Deep Dive Series: Frequestist and Bayesian Statistics

Karen Tao, UX Researcher
August 26, 2020

Narrative

In last week’s blog post, we learned how to write our Bayesian model in R. But what is Bayesian statistics? And how is it different from frequentist statistics? We will explore them in this post.

Bayesian expresses probability as a degree of belief in an event. The degree of belief may be based on our prior knowledge about the event. We update our beliefs when new evidence becomes available. This means that the model is best used many times: the more evidence we have, the more sure we are about our model. In Bayesian inference, probability is a measure of uncertainty. On the other hand, frequentists may view probability as the frequency of repeated events. It is the limit of the relative frequency of an event after many trials.

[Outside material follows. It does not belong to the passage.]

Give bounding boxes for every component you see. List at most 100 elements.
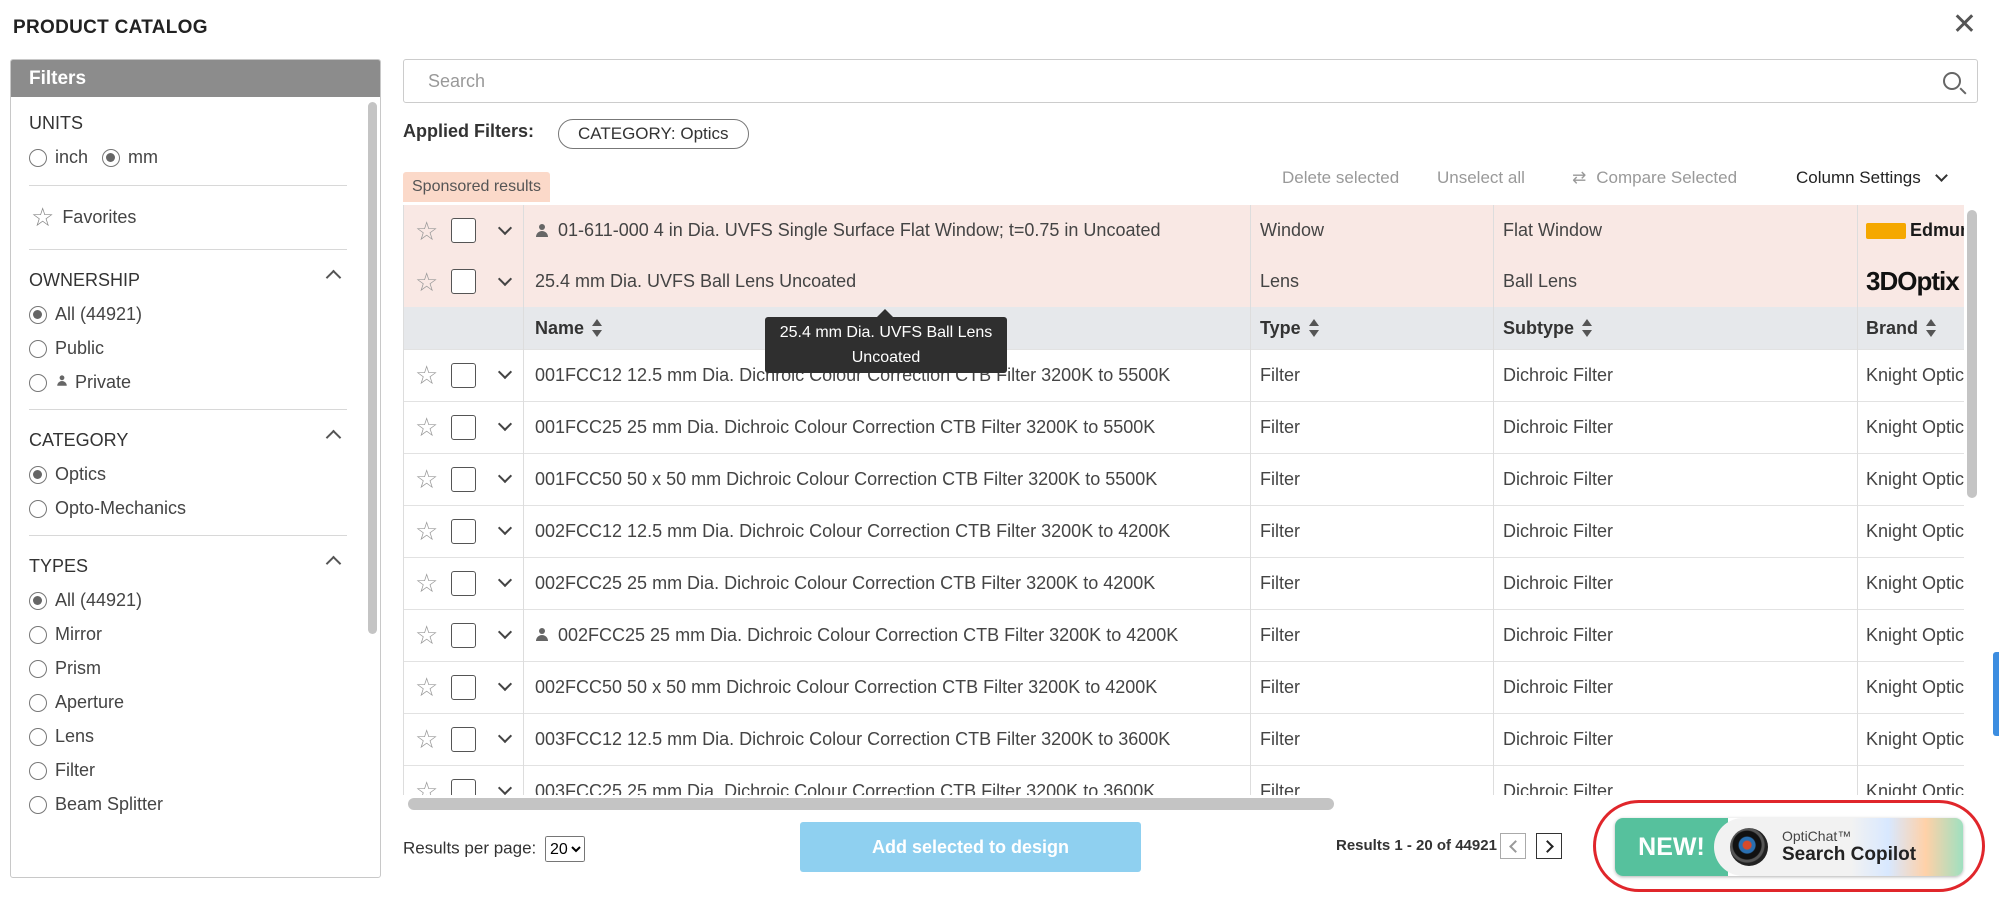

Let’s say I am wondering about the probability that I will go camping this weekend. The frequentist approach may count how many weekends I’ve gone camping in the last 10 years, and divide that by 520 (52 weeks per year x 10 years). For example, if I had gone camping 200 times in the last 10 years, this probability would be 200/520 = 38%. The probability equals to the long-term frequency of camping. For frequentists, the model is fixed, but the data can vary. Using a Bayesian approach, we may observe that I may not go camping when friends are visiting from out-of-state, unless I go camping with my out-of-state friends. Knowing my friends visit 10% of the weekends every year, and that 20% of the time I went camping I was with my out-of-state friends, we can now update our model.

Below is Bayes’ theorem, the formula used in Bayesian statistics.

In our example, the event of going camping is event A. P(A) is the probability that we will go camping. The event that my friends are visiting is event B. P(B) is the probability that I will have friends from out-of-state visiting. P(A|B) is the probability that I will go camping given my friends are visiting. P(B|A) is the probability that my friends are visiting given I am camping. We will break down the parts of this formula further:

P(A): Prior probability -- this reflects our prior probability of going camping: 38%
P(B|A): Likelihood of observations given the model-- this reflects the probability that I have out-of-state friends with me when I camp, which is 20%
P(B): Evidence--this is how often my friends visit: 10%
P(A|B): Posterior probability--this is what we are trying to find out. What’s the probability that I will go camping given my out-of-state friends are visiting?

We can now find out P(A|B) = (20% * 38%) / 10% = 76%

I have 76% probability of going camping when my friends are visiting! Bayesian statisticians think that the data are observed and fixed, but the model can vary. This allows us to update our models, or measure of beliefs, in response to our observations, or data. The stronger the prior belief, the more certain we become about our model.

What can we do with Bayesian inference? One machine learning model that you may already use daily without realizing, is email spam filtering. More specifically, the probability of an email being a spam is modeled given certain words appear in the email, such as prince, beneficiary, inherit. Another example for calculating probability that may be relevant is the test results for certain diseases. If you were to get tested for COVID-19, and the result was positive, what is the probability that you have the virus? To answer that, we would need the true positive rate and the false positive rate, or sensitivity and specificity of the tests. Here at the UDRC, we plan to implement a Bayesian approach for our future version of the master person index for record linkage, which is the process of matching data from different data sources when they refer to the same individual. Given data from two different sources, we model the probability that they belong to the same individual.

We have only scratched the surface with Bayesian statistics. Below are some resources to get even more of Bayesian (some even include R code to get your hands dirty):

A python implementation of the Bayesian model using the Iris dataset. See last week’s blog for an R implementation.
choosing a prior density function
hierarchical modeling
using Markov Chain Monte Carlo
generalized linear models
Finally, here is a classic textbook that’s free.

Unlike what the xkcd comic suggests, Bayesian approach is not always superior to frequentist approach. While different, frequentists and Bayesian inferences both have their rightful spots in statistics. They are both tools in the data scientist’s tool belt. Data scientists should use critical thinking to choose the technique appropriate for the task. What we try to accomplish with data should ultimately determine which tool we use.